"Boyle is one of the world's major thinkers on the centrality of the public domain to the production of knowledge and culture. He offers a comprehensive and biting critique of where our copyright and patent policy has gone, and prescriptions for how we can begin to rebalance our law and practice. It is the first book I would give to anyone who wants to understand the causes, consequences, and solutions in the debates over copyrights, patents, and the public domain of the past decade and a half."--Yochai Benkler, Berkman Professor of Entrepreneurial Legal Studies, Harvard Law School.
Excerpt:
On August 13, 1813, Thomas Jefferson took up his pen to write to Isaac McPherson. It was a quiet week in Jefferson’s correspondence. He wrote a letter to Madison about the appointment of a tax assessor, attempted to procure a government position for an acquaintance, produced a fascinating and lengthy series of comments on a new “Rudiments of English Grammar,” discussed the orthography of nouns ending in “y,” accepted the necessary delay in the publication of a study on the anatomy of mammoth bones, completed a brief biography of Governor Lewis, and, in general, confined himself nar-rowly in subject matter. But on the 13th of August, Jefferson’s mind was on intellectual property, and most specifically, patents.
Jefferson’s writing is, as usual, apparently effortless. Some find his penmanship a little hard to decipher. To me, used to plowing through the frenzied chicken tracks that law students produce during exams, it seems perfectly clear. If handwriting truly showed the architecture of the soul, then Jefferson’s would conjure up Monticello or the University of Virginia. There are a few revisions and interlineations, a couple of words squeezed in with a caret at the bottom of the line, but for the most part the lines of handwriting simply roll on and on—“the fugitive fermentation of an individual brain,” to quote a phrase from the letter, caught in vellum and ink, though that brain has been dust for more than a century and a half.
I love libraries. I love the mushroom smell of gently rotting paper, the flaky crackle of manuscripts, and the surprise of matching style of handwriting with style of thought. Today, though, I am viewing his letter over the Internet on a computer screen. (You can too. The details are at the back of the book.)
I think Jefferson would have been fascinated by the Internet. After all, this was the man whose library became the Library of Congress, who exemplifies the notion of the brilliant dabbler in a hundred fields, whose own book collection was clearly a vital and much consulted part of his daily existence, and whose vision of politics celebrates the power of an informed citizenry. Admit-tedly, the massive conflicts between Jefferson’s announced principles and his actions on the issue of slavery have led some, though not me, to doubt that there is any sincerity or moral instruction to be found in his words. But even those who find him a sham can hardly fail to see the continual and obvious joy he felt about knowledge and its spread.
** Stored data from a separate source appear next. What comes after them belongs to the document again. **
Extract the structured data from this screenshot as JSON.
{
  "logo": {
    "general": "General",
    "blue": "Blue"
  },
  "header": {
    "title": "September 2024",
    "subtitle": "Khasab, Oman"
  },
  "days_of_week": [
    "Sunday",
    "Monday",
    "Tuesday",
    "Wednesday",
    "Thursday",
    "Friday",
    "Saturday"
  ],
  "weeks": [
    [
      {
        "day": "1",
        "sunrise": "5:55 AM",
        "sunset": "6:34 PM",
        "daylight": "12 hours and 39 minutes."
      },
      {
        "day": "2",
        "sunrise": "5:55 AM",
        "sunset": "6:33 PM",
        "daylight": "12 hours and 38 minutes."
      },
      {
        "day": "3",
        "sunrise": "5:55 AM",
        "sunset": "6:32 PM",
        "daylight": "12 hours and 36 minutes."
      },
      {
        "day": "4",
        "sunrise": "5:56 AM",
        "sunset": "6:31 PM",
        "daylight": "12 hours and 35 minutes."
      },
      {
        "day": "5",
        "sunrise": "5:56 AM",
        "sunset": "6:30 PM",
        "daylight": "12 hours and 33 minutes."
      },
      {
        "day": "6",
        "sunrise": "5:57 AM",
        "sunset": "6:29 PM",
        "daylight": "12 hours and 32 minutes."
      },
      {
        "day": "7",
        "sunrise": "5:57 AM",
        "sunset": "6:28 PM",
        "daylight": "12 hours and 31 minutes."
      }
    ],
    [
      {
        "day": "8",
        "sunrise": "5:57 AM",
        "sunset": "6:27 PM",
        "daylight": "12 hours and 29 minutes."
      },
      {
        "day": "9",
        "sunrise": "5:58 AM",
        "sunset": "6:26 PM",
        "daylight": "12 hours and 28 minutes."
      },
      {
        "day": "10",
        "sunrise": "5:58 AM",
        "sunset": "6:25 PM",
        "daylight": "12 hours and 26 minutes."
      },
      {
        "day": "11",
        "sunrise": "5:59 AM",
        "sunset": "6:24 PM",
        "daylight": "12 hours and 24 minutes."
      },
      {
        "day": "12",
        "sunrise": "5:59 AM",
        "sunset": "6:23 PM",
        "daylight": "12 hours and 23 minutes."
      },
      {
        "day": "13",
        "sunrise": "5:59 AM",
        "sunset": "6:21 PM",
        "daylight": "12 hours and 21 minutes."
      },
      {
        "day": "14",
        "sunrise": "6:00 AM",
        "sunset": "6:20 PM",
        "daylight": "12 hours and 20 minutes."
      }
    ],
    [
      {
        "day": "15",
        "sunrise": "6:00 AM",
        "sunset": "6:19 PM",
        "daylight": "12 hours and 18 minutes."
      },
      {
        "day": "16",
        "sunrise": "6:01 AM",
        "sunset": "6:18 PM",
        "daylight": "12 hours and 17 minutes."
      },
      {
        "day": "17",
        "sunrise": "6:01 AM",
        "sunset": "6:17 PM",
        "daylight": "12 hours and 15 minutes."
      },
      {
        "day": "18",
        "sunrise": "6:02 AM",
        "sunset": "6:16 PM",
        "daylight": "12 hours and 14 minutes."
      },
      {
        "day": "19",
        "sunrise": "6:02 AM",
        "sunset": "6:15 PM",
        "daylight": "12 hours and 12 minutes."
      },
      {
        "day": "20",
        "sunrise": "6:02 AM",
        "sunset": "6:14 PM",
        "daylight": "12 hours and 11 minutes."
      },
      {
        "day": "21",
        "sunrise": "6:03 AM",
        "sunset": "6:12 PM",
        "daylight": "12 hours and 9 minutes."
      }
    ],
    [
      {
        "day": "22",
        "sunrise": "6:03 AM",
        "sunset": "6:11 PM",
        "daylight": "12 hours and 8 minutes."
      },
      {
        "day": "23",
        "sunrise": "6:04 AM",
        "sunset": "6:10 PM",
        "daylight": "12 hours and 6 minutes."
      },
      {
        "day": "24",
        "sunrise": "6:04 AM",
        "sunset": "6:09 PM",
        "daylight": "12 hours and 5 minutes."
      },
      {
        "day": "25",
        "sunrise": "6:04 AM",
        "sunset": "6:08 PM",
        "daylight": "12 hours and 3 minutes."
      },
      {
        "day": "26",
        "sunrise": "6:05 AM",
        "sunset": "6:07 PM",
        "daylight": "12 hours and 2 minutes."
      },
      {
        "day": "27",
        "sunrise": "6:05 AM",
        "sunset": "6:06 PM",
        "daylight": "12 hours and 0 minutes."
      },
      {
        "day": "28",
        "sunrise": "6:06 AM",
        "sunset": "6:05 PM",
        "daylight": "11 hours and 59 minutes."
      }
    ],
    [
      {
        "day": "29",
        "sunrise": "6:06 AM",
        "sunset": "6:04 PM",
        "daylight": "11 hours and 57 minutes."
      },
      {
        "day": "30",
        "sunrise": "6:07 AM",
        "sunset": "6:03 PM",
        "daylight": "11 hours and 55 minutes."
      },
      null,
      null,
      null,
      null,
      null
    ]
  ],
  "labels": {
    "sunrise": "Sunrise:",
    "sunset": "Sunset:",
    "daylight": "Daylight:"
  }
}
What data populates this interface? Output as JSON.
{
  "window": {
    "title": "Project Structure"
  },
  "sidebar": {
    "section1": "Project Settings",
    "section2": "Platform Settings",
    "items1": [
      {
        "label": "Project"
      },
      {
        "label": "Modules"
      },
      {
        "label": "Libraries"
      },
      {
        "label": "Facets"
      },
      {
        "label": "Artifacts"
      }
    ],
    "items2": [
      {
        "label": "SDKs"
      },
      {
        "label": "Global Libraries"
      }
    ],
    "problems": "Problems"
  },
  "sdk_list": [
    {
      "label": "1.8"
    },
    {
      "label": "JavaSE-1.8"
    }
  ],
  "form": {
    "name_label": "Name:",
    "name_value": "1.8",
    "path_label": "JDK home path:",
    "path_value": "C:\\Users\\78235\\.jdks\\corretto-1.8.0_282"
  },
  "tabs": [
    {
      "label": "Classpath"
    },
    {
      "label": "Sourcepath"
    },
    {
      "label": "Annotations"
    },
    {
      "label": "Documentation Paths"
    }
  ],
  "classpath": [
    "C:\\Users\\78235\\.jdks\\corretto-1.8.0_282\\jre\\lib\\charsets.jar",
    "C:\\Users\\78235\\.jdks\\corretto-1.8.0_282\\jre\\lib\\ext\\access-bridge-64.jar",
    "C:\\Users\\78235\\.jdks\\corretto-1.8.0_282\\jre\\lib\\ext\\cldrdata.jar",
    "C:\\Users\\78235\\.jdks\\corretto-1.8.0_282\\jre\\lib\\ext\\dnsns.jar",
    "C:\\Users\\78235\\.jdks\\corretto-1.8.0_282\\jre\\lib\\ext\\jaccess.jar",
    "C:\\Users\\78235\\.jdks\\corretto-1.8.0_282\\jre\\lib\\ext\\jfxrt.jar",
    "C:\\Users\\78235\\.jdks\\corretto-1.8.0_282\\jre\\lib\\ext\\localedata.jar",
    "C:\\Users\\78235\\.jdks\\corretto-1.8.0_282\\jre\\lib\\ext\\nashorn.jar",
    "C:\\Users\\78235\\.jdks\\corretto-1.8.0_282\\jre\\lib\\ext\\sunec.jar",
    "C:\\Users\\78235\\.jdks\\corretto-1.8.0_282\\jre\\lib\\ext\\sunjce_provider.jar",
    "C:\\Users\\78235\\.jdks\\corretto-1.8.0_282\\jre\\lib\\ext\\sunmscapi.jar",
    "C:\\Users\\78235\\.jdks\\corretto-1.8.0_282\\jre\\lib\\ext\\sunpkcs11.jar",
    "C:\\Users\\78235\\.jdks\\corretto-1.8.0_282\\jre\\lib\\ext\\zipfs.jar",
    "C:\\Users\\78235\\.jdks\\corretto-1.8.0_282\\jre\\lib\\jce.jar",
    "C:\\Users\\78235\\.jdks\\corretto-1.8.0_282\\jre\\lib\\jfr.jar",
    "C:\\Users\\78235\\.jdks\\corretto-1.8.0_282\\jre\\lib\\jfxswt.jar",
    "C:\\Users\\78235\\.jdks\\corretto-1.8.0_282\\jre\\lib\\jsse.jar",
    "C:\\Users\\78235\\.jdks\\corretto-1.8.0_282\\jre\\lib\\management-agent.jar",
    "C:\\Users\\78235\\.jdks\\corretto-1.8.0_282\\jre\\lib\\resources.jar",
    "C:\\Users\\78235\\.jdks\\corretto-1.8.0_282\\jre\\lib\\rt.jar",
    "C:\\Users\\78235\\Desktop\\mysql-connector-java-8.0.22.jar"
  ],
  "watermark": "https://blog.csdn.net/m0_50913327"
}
In the letter to Isaac McPherson, a letter that has become very famous in the world of the digerati, this joy becomes manifest. The initial subject of the correspondence seems far from the online world. McPherson wrote to Jeffer-son about “elevators, conveyers and Hopper-boys.” Specifically, he wanted to know Jefferson’s opinion of a patent that had been issued to Mr. Oliver Evans. Jefferson devotes a paragraph to a recent retrospective extension of patent rights (he disapproves) and then turns to Evans’s elevators.
Patents then, as now, were only supposed to be given for inventions that were novel, nonobvious, and useful. Jefferson had considerable doubt whether Evans’s device, essentially a revolving string of buckets used to move grain, actually counted as “an invention.” “The question then whether such a string of buckets was invented first by Oliver Evans, is a mere question of fact in mathematical history. Now, turning to such books only as I happen to possess, I find abundant proof that this simple machinery has been in use from time immemorial.” Jefferson cites from his library example after example of references to the “Persian wheel”—a string of buckets to move water. The display of scholar-ship is effortless and without artifice. If the device existed to move water, he declares, Mr. Evans can hardly patent it to move grain. “If one person invents a knife convenient for pointing our pens, another cannot have a patent right for the same knife to point our pencils. A compass was invented for navigating the sea; another could not have a patent right for using it to survey land.”